Não é tarefa simples, visto que o problema não é fácil de resolver nem particular do Vale. Segundo dados do Sistema Nacional de Informação sobre Saneamento (SNIS), apenas 55% da população brasileira tem acesso a redes de esgoto, o que significa que quase 100 milhões de brasileiros não têm seus resíduos tratados.
Mas essa não é mais a realidade do Vale Encantado. Desde junho deste ano, as 28 casas da comunidade estão ligadas a um sistema biosustentável construído pelos próprios moradores, que trata o esgoto das residências antes que ele siga para os córregos da região.
“Quando eu falo em sustentabilidade, para mim ela tem que fazer um círculo completo. Se não fizer um círculo completo, ela é meia sustentabilidade”, defende Otávio. Ele não queria apenas uma solução para o saneamento básico, mas um projeto capaz de trazer oportunidades para toda a comunidade.

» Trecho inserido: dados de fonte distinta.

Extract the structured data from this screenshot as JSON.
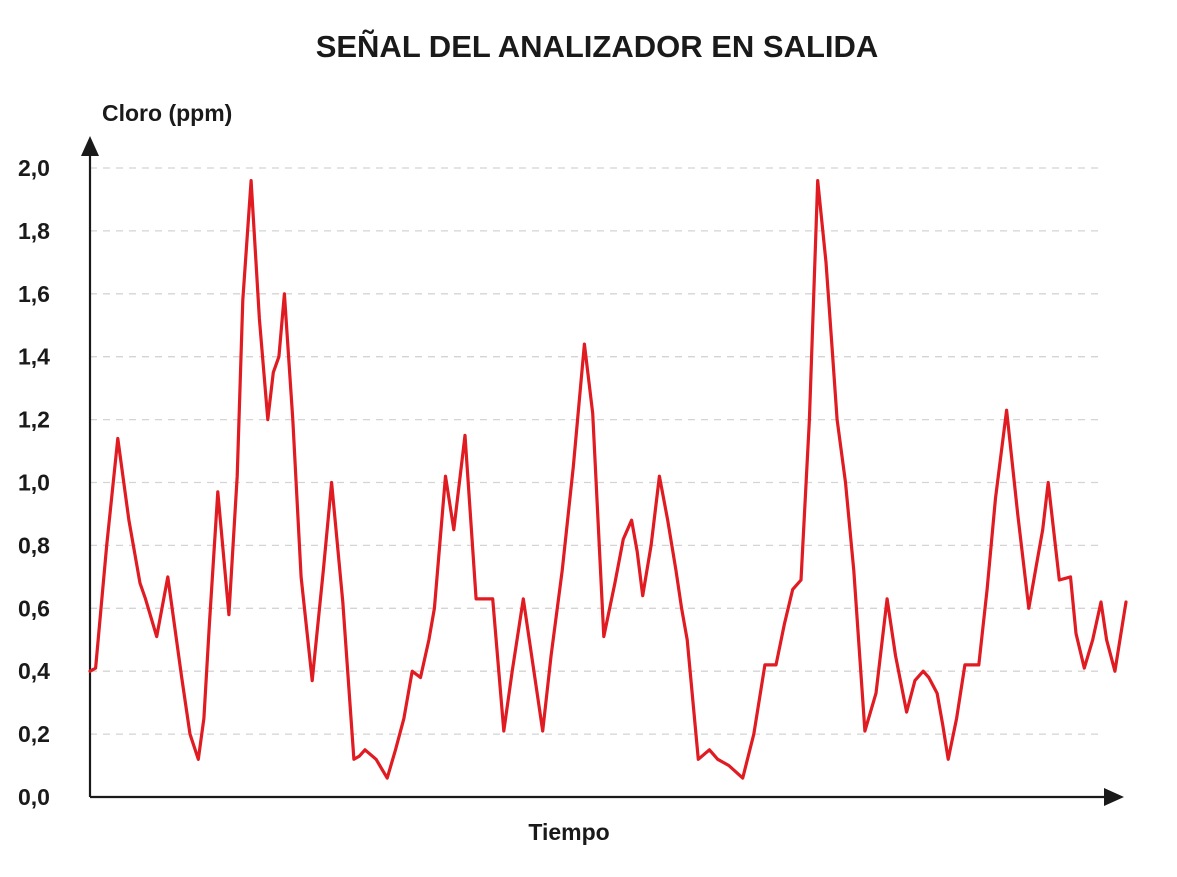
{
  "chart_data": {
    "type": "line",
    "title": "SEÑAL DEL ANALIZADOR EN SALIDA",
    "ylabel": "Cloro (ppm)",
    "xlabel": "Tiempo",
    "ylim": [
      0,
      2.0
    ],
    "yticks": [
      "0,0",
      "0,2",
      "0,4",
      "0,6",
      "0,8",
      "1,0",
      "1,2",
      "1,4",
      "1,6",
      "1,8",
      "2,0"
    ],
    "grid": true,
    "line_color": "#e01b22",
    "series": [
      {
        "x": [
          0,
          2,
          6,
          10,
          14,
          18,
          20,
          24,
          28,
          33,
          36,
          39,
          41,
          43,
          46,
          50,
          53,
          55,
          58,
          61,
          64,
          66,
          68,
          70,
          73,
          76,
          80,
          84,
          87,
          91,
          95,
          97,
          99,
          103,
          107,
          110,
          113,
          116,
          119,
          122,
          124,
          128,
          131,
          135,
          139,
          142,
          145,
          149,
          152,
          156,
          159,
          163,
          166,
          170,
          174,
          178,
          181,
          185,
          189,
          192,
          195,
          197,
          199,
          202,
          205,
          208,
          211,
          213,
          215,
          219,
          223,
          226,
          230,
          235,
          239,
          243,
          247,
          250,
          253,
          256,
          259,
          262,
          265,
          267,
          269,
          272,
          275,
          279,
          283,
          287,
          290,
          294,
          297,
          300,
          302,
          305,
          307,
          309,
          312,
          315,
          320,
          323,
          326,
          330,
          334,
          338,
          341,
          343,
          345,
          349,
          353,
          355,
          358,
          361,
          364,
          366,
          369,
          373
        ],
        "y": [
          0.4,
          0.41,
          0.8,
          1.14,
          0.88,
          0.68,
          0.63,
          0.51,
          0.7,
          0.38,
          0.2,
          0.12,
          0.25,
          0.55,
          0.97,
          0.58,
          1.02,
          1.58,
          1.96,
          1.52,
          1.2,
          1.35,
          1.4,
          1.6,
          1.2,
          0.7,
          0.37,
          0.72,
          1.0,
          0.62,
          0.12,
          0.13,
          0.15,
          0.12,
          0.06,
          0.15,
          0.25,
          0.4,
          0.38,
          0.5,
          0.6,
          1.02,
          0.85,
          1.15,
          0.63,
          0.63,
          0.63,
          0.21,
          0.4,
          0.63,
          0.45,
          0.21,
          0.45,
          0.72,
          1.05,
          1.44,
          1.22,
          0.51,
          0.68,
          0.82,
          0.88,
          0.78,
          0.64,
          0.8,
          1.02,
          0.88,
          0.72,
          0.6,
          0.5,
          0.12,
          0.15,
          0.12,
          0.1,
          0.06,
          0.2,
          0.42,
          0.42,
          0.55,
          0.66,
          0.69,
          1.2,
          1.96,
          1.7,
          1.45,
          1.2,
          1.0,
          0.72,
          0.21,
          0.33,
          0.63,
          0.45,
          0.27,
          0.37,
          0.4,
          0.38,
          0.33,
          0.23,
          0.12,
          0.25,
          0.42,
          0.42,
          0.66,
          0.95,
          1.23,
          0.9,
          0.6,
          0.75,
          0.85,
          1.0,
          0.69,
          0.7,
          0.52,
          0.41,
          0.5,
          0.62,
          0.5,
          0.4,
          0.62
        ]
      }
    ]
  }
}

Inspirado em um modelo centenário da China, o biossistema capta todo o esgoto bruto da comunidade em um tanque de concreto, onde os resíduos são decompostos por uma série de bactérias, em um processo similar à digestão humana. Essa reação inicial inclusive gera gás, que pode ser aproveitado pelos moradores locais para cozinhar.

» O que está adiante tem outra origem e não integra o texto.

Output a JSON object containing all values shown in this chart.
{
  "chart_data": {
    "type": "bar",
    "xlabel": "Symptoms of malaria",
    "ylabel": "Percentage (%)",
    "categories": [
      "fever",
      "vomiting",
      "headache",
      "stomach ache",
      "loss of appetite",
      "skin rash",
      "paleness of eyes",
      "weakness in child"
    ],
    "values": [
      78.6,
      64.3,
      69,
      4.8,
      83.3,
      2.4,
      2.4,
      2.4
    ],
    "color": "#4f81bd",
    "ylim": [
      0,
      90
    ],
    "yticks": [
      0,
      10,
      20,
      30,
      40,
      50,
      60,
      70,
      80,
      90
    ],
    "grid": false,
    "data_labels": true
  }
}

Depois disso, a água segue para outro tanque, no qual plantas consomem os nutrientes restantes, deixando a água até 80% limpa de resíduos. Em vez de correr para os córregos, o sistema leva a água até uma área de terra, onde árvores e o restante na flora local consomem o líquido já tratado.

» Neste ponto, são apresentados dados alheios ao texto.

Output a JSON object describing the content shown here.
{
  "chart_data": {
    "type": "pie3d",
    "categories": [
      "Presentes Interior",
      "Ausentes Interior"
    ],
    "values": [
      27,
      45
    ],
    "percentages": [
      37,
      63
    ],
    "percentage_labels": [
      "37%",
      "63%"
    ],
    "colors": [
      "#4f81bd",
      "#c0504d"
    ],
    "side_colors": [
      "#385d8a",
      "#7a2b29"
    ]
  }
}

Otávio recorda que os esforços para montar o sistema foram ininterruptos: em 2011, enquanto trabalhava na Pontifícia Universidade Católica do Rio de Janeiro (PUC-Rio), ele conheceu o então estudante de engenharia ambiental Leonardo Adler, que se tornou um grande parceiro do projeto.
Juntos, eles angariaram os recursos para um primeiro biossistema de tratamento da água, em 2015, que ligava cinco casas da comunidade. O atual projeto, que atende a todos os 100 moradores do Vale Encantado, contou com verbas de ONGs internacionais e instituições brasileiras.
Assim, cerca de quinze anos depois do questionamento da turista, a água da cascata finalmente está fora de perigo e Otávio orgulha-se em indicar o local para banho.
Agenda 2030
O novo sistema do Vale Encantado está alinhado à Agenda 2030 acordada pelos países integrantes da Organização das Nações Unidas. Especificamente, ao Objetivo de Desenvolvimento Sustentável (ODS) número seis, sobre água potável e saneamento, destacando que até 2030 é preciso “melhorar a qualidade da água, reduzindo a poluição, eliminando despejo e minimizando a liberação de produtos químicos e materiais perigosos”.
A oficial nacional para o Brasil do Programa das Nações Unidas para os Assentamentos Humanos (ONU-Habitat), Rayne Michelli Ferretti Moraes, ressalta que este ODS não é apenas fundamental, como está intimamente conectado a outras metas da ONU. “É um ODS que tem um rebatimento direto na saúde, na educação, na redução das desigualdades, na redução da fome. Isso significa que ao caminhar na direção do cumprimento das metas do ODS 6, você favorece o cumprimento das metas de outros ODS.”
Iniciativas locais
A complexidade do tema também implica em uma grande dificuldade de alcançar as metas estabelecidas até o final da década. “O desafio do saneamento é muito grande, não só no Brasil, como em vários outros países”, explica Rayne, lembrando que o problema afeta bilhões ao redor do mundo.
É neste contexto que iniciativas comunitárias, mesmo que com um escopo limitado, se tornam ferramentas importantes para ampliar o acesso ao saneamento básico, principalmente em regiões pequenas ou isoladas. Exemplos como o do Vale Encantado mostram que às vezes é possível resolver localmente a questão, quando há apoio de organizações dispostas a ajudar.
“Todas as iniciativas da sociedade civil, do setor privado, de organizações do terceiro setor e de organismos internacionais são muito bem-vindas, para somar os esforços e potencializar o comprimento das metas de desenvolvimento sustentável”, afirma Rayne. “Iniciativas como essas, por mais que sejam em um nível local, em um nível de uma comunidade, e envolvam um número mais restrito de domicílios, são certamente importantes.”
Soluções
Embora as iniciativas locais sejam importantes, elas estão longe de ser a única resposta possível à questão da falta de saneamento, que requer um leque de soluções.
“É importante trabalhar com empresas, concessionárias e prestadoras de serviço. É importante trabalhar com os governos, na parte de regulamentação, na parte de gestão, bem como com a população em geral”, conclui Rayne.